Audio AI Intern

Internship, 2025.04-2025.09, Amoon AI, 2025

From April to September 2025, I interned at Amoon AI, focusing on low-resource infant-cry understanding and deployable audio intelligence.

The project addressed a difficult acoustic recognition problem: infant cries have highly entangled acoustic patterns, ambiguous semantic boundaries, and limited reliable labels. The goal was to improve both cry activity detection and infant-state classification beyond the limitations of existing methods.

My work included building the data foundation for the team. I collected and manually filtered 20k high-confidence labeled audio clips, then used iterative pseudo-labeling to expand the training batches while controlling label noise. This dataset work supported downstream model development and internal experiments.
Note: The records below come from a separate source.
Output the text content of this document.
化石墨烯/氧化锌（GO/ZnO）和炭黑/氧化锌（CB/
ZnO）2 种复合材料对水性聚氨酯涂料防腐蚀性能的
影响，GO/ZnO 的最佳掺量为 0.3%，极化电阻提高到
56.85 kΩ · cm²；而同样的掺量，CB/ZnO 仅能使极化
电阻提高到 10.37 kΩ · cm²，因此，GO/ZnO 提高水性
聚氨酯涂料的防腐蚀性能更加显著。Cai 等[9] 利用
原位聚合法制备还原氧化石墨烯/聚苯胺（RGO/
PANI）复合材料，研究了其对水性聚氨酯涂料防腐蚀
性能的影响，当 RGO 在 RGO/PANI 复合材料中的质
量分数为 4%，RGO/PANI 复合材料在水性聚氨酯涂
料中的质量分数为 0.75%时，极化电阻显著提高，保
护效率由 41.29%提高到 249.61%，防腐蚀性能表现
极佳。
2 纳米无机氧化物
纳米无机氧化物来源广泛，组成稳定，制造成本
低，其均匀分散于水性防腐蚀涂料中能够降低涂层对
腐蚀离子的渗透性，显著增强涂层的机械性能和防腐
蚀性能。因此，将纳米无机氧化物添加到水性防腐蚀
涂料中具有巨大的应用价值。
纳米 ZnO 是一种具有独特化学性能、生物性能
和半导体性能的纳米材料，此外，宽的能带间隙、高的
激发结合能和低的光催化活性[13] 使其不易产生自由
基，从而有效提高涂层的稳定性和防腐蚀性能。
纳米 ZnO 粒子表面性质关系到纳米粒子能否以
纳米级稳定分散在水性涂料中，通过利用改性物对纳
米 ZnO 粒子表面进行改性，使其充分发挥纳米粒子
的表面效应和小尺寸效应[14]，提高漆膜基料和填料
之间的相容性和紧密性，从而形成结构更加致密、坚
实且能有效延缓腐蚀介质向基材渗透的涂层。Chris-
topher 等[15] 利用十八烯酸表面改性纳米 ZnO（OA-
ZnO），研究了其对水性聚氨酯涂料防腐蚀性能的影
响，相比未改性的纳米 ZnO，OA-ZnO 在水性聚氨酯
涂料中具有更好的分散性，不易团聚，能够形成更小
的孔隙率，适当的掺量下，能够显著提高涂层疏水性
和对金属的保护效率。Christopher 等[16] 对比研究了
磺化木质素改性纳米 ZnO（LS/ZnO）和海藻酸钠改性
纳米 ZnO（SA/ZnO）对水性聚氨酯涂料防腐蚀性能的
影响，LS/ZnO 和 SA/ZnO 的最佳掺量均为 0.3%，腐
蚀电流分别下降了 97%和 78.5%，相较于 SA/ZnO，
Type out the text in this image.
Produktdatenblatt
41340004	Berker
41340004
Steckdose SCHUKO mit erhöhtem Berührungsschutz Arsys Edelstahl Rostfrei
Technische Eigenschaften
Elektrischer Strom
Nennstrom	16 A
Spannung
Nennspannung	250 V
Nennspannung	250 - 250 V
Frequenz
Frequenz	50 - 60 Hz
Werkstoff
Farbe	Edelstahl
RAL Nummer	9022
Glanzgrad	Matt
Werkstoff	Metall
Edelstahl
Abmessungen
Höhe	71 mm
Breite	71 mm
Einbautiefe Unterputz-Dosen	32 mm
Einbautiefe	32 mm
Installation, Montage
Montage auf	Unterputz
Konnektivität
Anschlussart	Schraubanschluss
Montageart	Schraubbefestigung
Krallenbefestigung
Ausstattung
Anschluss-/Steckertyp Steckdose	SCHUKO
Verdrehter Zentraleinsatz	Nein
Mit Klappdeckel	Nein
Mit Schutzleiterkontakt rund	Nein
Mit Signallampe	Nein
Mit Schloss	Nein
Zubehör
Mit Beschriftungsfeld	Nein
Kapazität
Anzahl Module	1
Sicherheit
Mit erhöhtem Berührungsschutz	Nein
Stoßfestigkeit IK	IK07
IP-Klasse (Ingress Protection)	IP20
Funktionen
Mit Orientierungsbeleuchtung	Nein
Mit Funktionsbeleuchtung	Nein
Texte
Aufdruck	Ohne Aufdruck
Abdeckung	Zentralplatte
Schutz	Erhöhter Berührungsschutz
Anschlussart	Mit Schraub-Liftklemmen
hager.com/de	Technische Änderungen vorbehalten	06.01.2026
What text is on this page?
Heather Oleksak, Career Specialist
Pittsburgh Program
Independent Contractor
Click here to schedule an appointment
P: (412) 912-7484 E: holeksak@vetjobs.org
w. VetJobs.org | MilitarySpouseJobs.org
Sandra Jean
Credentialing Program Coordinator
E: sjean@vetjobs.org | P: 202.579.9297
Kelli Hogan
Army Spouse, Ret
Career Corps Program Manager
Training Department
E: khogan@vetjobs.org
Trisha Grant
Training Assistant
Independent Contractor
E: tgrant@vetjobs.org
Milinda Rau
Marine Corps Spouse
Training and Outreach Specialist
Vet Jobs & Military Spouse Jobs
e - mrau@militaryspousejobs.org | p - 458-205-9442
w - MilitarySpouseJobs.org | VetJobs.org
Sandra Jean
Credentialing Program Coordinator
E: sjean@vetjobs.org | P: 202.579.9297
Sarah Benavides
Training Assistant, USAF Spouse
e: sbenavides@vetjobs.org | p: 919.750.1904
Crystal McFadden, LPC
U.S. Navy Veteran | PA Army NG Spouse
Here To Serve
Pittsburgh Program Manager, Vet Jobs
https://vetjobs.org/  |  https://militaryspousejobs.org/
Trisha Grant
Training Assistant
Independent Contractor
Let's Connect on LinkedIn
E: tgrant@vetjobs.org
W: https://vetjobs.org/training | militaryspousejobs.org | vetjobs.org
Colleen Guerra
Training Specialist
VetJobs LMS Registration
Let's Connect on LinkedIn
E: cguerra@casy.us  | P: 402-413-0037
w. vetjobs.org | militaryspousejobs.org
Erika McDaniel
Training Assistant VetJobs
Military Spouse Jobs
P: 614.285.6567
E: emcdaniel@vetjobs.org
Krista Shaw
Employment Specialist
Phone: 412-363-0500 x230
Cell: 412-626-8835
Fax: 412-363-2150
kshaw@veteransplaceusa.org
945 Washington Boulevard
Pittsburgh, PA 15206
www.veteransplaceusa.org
On the modeling side, I fine-tuned multiple audio foundation models, including BEATs, Whisper, Audio-MAE, Wav2Vec2, Qwen-Audio, and CLAP. I also trained a Conformer-based audio model from scratch and explored practical improvements for infant-cry classification. By combining model tricks with log-based signals and phonetic rules, the multi-stage training pipeline reached a best five-class classification accuracy of 67.2% and helped resolve several corner cases.

For deployment, I iterated six versions of an infant-VAD dataset and designed a lightweight cry detection algorithm. The final system reached 98% detection accuracy with a false-alarm rate below 5%, and was used for edge-side deployment on device.

I also conducted a systematic literature review, supported experiment writing, and completed more than 60 of 120 comparative experiments, including benchmarking and analysis against related algorithms.